Given the broad scope of the corridors and their effect on downtown development (do we really need 30 corridors to provide views of the capital), the significant changes proposed to two corridors seems quite reasonable. The challenges to getting these through the council and, if needed, the legislature, may be significant.
Last week, the Task Force delivered its recommendations to the Austin City Council, Planning Commission and the Community Development Commission. After seven months of work and twenty meetings, the task force reached consensus on incentive policies to encourage developers to provide affordable housing.
Like most policies, there is a carrot and a stick.

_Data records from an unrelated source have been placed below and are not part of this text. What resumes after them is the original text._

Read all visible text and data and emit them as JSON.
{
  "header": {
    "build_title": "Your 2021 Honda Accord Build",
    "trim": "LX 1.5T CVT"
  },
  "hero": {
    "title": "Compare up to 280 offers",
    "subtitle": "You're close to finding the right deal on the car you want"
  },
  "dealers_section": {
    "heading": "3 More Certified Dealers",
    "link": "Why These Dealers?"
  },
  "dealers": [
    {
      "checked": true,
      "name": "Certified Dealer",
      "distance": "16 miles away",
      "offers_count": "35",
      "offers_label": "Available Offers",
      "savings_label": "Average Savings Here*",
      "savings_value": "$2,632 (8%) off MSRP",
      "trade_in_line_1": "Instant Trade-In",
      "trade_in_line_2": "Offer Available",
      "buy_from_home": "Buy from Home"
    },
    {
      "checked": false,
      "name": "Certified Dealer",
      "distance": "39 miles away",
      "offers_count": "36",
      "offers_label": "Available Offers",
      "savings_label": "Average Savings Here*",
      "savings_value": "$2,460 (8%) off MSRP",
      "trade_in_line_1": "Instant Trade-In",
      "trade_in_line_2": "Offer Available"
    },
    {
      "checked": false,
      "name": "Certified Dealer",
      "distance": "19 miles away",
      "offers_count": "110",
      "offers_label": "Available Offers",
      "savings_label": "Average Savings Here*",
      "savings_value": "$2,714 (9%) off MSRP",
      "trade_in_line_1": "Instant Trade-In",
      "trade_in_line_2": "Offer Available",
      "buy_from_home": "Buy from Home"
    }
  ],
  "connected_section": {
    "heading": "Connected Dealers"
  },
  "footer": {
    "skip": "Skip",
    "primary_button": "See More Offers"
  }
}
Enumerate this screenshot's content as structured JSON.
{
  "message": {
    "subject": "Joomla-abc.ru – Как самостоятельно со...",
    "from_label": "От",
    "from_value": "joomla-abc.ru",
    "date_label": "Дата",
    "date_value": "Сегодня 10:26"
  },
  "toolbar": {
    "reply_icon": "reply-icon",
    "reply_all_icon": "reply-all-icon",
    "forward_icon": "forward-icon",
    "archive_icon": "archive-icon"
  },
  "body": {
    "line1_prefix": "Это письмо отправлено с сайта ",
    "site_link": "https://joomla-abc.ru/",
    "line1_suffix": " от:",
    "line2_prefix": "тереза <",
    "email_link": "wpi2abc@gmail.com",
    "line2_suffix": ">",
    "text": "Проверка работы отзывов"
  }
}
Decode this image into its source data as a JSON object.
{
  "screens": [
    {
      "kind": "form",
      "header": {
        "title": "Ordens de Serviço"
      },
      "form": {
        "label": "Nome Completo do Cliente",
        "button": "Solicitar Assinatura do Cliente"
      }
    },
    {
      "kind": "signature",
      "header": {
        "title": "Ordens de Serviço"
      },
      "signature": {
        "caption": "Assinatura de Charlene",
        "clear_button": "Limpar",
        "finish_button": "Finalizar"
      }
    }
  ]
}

The carrot provides for expedited review, fee waivers, and zoning variances that allow for greater height or density if affordable units are included. The stick is a fee -- as much as $10 per SF -- that applies to project area in excess of standard zoning density requirements when variances are granted for projects that do not include affordable units. As the City Council has already been applying similar rules in some zoning discussions, the incentives seem likely to be put into effect.